In many other countries, fresh water is referred to as “sweetwater.” In Europe, as in, “Sweet, not carbonated.” In Mexico, as in, “Sweet, we can drink this!” It’s taken us quite a few weeks of being stateside to get used to the fact that we have unlimited fresh water available now, though we are trying not to grow so accustomed that we take it for granted. But it’s nice to not have to keep one ear tuned to the water pump in case the tank runs dry.
Velella is currently enjoying some R&R tucked away in her slip in Seattle, being bathed daily by sweetwater falling from the sky. Meanwhile, Prescott and I have been staying at his parents’ house in the Columbia Gorge, preparing for our upcoming wedding. When I wake up these days, I see 20 acres of rolling golden hillside, and the hulking snowy peak of Mount Adams out our window. Despite all the water flowing out of the Columbia River nearby, the sea feels very far away from “The Land.”
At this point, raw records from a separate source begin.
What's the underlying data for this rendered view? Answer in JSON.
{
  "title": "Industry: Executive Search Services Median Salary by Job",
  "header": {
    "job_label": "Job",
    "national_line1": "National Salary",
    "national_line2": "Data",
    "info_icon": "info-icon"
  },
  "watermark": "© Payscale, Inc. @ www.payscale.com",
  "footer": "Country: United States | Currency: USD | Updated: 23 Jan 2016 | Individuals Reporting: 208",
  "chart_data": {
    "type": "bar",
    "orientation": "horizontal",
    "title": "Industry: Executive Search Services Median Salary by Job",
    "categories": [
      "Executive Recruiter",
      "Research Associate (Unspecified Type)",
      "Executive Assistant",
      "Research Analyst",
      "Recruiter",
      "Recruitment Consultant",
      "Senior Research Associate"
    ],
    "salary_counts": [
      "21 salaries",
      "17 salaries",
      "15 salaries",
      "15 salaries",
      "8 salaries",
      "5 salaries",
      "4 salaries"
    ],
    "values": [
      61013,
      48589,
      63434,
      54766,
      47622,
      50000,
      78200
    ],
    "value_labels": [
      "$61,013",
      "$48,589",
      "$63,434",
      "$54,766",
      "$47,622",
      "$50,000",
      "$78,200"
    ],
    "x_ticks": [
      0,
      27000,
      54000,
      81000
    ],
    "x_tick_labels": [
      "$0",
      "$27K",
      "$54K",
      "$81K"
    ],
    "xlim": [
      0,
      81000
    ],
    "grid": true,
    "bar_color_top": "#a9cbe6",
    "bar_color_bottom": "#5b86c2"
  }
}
But the folks who live out here on The Land exhibit a level of conservation awareness that reminds me a lot of what we found in the cruising community. And in some ways, the cruising community could learn a lot from them. We walked over to the neighbor’s house to borrow something yesterday, and since I’d never been given the tour, I got to have a look around.
The main house was all of 500 square feet, but the design took advantage of that space so well that you’d swear it was twice the square footage. The concrete floors were luxuriously warm under my bare feet, heated by pipes that siphoned hot water directly from the woodburning stove that heated the room. The outdoor living space was three times the size of the indoor space, with beautiful grey-water-fed gardens downhill of the house, an enormous porch roofed with leafy vines, and an awesome cedarplank freshwater hot tub. Oh, and an outdoor brick oven in case you want some perfect woodfire pizzas. The lap of luxury, to be sure, but also quite possibly the greenest living space I’ve ever seen.
W. O. W.
I mean, wow.
I smiled to learn that the owner of this home spent years of his life aboard a cruising sailboat–-sailing from South Africa through the Caribbean and up the Eastern seaboard with his family. He took all the best of cruising conservation know-how and applied it to land living in an almost seamless way. Small house, big yard? Solar panel power? Passive water heating? Sounds familiar. I hope very much that someday we too will make such an elegant transition from sea-green to grass-green living.